The Federal Trade Commission tweeted Tuesday afternoon that it's suing AT&T for "deceptive and unfair data throttling."
That means the company allegedly promised unlimited data and then slowed connection speeds, as the FTC explains.
#BREAKING: FTC sues @ATT for deceptive & unfair data throttling (promising unlimited data & then slowing speeds).
- FTC (@FTC) October 28, 2014
The complaint alleges AT&T didn't adequately disclose the full details of unlimited data plans to customers, according to the FTC's press release. Under the current plan, if customers reach a certain amount of data use in a certain billing cycle, AT&T reduces, or throttles, their data speeds so much that common activities, like GPS or video-streaming, "become difficult or nearly impossible," according to the FTC.
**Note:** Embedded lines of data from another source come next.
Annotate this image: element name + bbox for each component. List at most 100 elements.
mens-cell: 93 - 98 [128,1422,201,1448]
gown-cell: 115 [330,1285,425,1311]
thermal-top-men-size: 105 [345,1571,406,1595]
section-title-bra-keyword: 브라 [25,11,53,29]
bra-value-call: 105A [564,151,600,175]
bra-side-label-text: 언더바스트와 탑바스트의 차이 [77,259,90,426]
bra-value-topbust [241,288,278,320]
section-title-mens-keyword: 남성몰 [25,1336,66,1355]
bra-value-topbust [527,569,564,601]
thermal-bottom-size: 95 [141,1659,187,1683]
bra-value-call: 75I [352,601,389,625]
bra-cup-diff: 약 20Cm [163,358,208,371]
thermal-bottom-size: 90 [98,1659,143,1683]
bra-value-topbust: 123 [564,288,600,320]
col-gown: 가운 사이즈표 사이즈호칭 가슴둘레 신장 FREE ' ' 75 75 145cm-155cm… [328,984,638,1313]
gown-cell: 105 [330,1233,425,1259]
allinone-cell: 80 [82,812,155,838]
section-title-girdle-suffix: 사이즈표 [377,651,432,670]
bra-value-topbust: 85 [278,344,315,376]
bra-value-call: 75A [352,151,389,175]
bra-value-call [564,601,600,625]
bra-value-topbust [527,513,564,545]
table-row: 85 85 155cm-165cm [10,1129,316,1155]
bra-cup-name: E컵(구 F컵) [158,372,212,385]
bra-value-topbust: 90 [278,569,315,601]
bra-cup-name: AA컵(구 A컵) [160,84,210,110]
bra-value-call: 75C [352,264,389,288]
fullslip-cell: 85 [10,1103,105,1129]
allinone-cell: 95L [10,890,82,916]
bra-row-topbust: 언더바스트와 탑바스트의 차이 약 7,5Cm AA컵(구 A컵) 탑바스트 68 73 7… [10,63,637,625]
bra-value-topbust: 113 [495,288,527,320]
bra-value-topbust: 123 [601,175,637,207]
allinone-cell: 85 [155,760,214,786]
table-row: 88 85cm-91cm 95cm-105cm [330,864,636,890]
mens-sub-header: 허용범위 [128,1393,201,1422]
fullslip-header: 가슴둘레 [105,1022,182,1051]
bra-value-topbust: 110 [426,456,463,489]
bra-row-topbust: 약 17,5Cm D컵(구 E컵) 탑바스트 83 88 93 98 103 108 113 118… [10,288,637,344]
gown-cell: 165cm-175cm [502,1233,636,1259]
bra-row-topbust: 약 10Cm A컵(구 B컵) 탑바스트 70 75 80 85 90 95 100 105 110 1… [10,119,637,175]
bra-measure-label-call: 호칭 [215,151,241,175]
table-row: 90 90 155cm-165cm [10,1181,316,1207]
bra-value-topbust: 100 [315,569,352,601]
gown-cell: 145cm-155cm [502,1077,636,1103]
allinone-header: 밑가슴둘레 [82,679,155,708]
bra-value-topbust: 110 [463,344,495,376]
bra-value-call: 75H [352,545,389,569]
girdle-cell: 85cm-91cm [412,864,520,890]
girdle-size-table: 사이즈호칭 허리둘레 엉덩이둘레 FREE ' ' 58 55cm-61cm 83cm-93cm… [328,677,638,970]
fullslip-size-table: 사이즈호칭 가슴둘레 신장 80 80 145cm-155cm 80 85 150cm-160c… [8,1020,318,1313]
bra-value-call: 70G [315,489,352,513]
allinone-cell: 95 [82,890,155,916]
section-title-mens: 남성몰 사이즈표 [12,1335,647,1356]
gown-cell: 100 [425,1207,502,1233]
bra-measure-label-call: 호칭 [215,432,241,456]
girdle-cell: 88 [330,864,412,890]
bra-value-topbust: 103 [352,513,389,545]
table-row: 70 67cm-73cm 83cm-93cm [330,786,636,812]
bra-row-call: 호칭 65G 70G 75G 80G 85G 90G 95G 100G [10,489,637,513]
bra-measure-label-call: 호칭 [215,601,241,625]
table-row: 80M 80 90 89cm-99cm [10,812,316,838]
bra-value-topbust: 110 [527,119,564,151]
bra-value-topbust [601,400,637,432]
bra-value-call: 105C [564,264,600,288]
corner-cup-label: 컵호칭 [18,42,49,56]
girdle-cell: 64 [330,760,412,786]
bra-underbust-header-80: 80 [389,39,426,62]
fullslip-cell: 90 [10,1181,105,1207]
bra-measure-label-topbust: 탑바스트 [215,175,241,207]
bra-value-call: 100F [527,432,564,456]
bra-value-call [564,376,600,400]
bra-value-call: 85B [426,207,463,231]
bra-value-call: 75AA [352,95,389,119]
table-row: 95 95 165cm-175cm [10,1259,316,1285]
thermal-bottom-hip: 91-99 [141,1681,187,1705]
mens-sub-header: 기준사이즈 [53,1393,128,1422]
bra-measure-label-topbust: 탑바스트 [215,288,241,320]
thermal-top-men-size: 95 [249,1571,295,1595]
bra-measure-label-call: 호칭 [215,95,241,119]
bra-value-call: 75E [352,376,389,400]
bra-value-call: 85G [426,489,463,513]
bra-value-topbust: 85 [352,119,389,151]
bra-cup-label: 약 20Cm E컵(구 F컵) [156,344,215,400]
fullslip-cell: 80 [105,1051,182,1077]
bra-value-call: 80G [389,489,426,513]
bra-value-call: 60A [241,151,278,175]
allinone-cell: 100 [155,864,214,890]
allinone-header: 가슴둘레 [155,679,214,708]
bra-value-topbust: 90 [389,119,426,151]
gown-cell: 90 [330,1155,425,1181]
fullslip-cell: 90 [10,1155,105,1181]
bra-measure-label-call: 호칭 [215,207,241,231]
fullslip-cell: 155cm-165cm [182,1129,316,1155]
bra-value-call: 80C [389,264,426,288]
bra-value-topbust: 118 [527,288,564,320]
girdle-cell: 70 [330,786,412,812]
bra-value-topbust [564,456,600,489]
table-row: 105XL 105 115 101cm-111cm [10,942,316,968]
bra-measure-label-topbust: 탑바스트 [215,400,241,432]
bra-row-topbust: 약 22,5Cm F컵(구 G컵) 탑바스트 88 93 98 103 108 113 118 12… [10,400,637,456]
This alleged "bait and switch" began as early as 2011. Since then, the company has throttled at least 3.5 million unique customers more than 25 million times, the FTC alleges. At times, the speed reduction supposedly reached 80 to 90%.
While AT&T bailed on its unlimited data plan for smartphones, some customers remain grandfathered in. AT&T admits that certain customers with existing unlimited data plans who exceed 3 gigs of data in one billing period "may experience reduced speeds when using data services at times and in areas that experiencing network congestion." The company, however, will restore normal speeds the next billing cycle.
If true, these actions violate the the FTC Act by "changing the terms of customers' unlimited data plans while those customers were still under contract, and by failing to adequately disclose the nature of the throttling program to consumers who renewed their unlimited data plans," according to the press release.